Doch wer erwartet schon eine klare Antwort Godards, dessen enig­ma­ti­scher Bilder-Reigen, dessen struk­tu­relle Sprünge und Auslas­sungen noch immer ihres­glei­chen suchen.
So bleibt sein Schaffen noch immer so präsent wie zu Lebzeiten, gerade die dies­jäh­rige Viennale verdeut­licht das in aller Klarheit.
Noch am selben Morgen, vor Scénarios, konnte die Kino-Extra­va­ganz Adieu au langage (2014) in 3D bestaunt werden. Auch hier führte Aragno die (zwei) Kameras, es ist eines von Godards bewun­derns­wer­testen und wildesten Werken. Sein damaliger Stil – bereits essay­is­tisch, jedoch noch verknüpft mit fiktio­nalen Spiel­szenen – kommt auch hier zum Tragen, wird formal und technisch aller­dings auf eine neue Stufe gehoben. Die 3D-Tech­no­logie ermöglich wahn­wit­zige Kame­ra­be­we­gungen, die zeitweise Bilder über­ein­ander legen, oder inein­ander gleiten lassen. Behandelt wird dabei die Unmög­lich­keit der objek­tiven Kommu­ni­ka­tion, des einen Blicks auf die Welt. Dies fügt sich gut ein in das Bild, das dieser Nach­mittag von Godard kreiert, das Ergründen der Welt auf subjek­tiven, immer das Neue suchenden Wegen.
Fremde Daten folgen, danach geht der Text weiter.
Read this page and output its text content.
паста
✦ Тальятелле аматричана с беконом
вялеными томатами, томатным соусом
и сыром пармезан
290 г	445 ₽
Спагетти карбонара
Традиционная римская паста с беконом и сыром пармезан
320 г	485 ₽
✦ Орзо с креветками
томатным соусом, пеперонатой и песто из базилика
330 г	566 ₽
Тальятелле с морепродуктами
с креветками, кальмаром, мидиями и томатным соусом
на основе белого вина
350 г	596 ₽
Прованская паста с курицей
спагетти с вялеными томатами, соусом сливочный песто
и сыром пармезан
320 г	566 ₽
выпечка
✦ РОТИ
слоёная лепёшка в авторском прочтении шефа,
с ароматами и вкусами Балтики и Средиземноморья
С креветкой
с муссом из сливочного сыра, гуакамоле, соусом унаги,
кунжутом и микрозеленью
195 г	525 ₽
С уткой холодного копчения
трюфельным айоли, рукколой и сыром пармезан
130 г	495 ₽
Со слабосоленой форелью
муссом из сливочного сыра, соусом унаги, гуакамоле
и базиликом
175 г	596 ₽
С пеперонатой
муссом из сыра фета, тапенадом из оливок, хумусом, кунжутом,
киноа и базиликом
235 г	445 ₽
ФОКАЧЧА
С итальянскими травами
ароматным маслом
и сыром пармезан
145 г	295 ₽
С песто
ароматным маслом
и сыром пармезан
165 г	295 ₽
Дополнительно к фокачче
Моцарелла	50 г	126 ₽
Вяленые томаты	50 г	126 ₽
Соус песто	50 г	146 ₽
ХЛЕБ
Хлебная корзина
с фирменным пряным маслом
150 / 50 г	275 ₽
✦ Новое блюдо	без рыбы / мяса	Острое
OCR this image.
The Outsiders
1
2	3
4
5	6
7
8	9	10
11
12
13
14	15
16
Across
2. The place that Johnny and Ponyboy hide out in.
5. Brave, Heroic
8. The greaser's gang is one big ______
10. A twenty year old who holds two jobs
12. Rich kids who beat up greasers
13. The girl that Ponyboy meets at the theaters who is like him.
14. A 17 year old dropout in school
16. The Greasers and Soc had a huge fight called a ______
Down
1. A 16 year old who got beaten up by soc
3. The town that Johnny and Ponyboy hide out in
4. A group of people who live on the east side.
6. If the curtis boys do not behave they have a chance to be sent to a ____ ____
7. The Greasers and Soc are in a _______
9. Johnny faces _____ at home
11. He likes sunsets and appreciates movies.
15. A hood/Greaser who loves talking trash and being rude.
In diese Tradition setzen sich nun die nächsten Regis­seure. Der Eröff­nungs­film C'est pas moi, von Leos Carax (wohl die direk­teste Anleihe) wurde bereits bespro­chen, doch den »Godard-Touch« findet man im Programm der dies­jäh­rigen Viennale immer wieder. Besonders schön – und modern – in Tú me abrasas von Matías Piñeiro, der genau wie Godards 3D-Film die Sprache in den Fokus nimmt, sie auf ihrem Weg durch Trans­for­ma­tionen verfolgt. So entsteht eine Genea­logie der Über­set­zungen, in andere (Landes-)Sprachen, in Bilder, in Rhythmen, und nicht zuletzt Gedanken. Ebenfalls essay­is­tisch, doch viel schwel­ge­ri­scher und geerdeter, sowie mit einem gewissen DIY-Ansatz verbunden, entfaltet sich ein eindrück­li­ches, lite­ra­ri­sches, sehr privates Werk.

Man müsste hier nicht aufhören, könnte weitere Bespiele anführen, die Godard aufleben lassen, ihn imitieren oder nach­ei­fern; jedoch: es wären zu viele.
Godard ist aus dem Kino nicht wegzu­denken, und das seit seinem ersten Film. Viel­leicht niemand hat diese Kunst so stetig, unauf­haltsam und komplex hinter­fragt, geliebt und kriti­siert wie er.
Mit ihm stirbt ein Teil des Kinos, niemand wird diesen Stil, diese jahrelang geschärfte Methode jemals ersetzen können. Doch sie bleibt auf andere Weise bestehen, ist so in dieser Kunstform verhaftet, hat sich selbst in sie einge­schrieben, dass sie unmöglich vollends verschwinden wird.

Das zeigt nicht zuletzt die Viennale, die Jean-Luc Godard einen ange­messen Abschied bereitet – 2 Jahre nach seinem Tod. Es fühlt sich an, als wäre er erst diese Woche geschehen.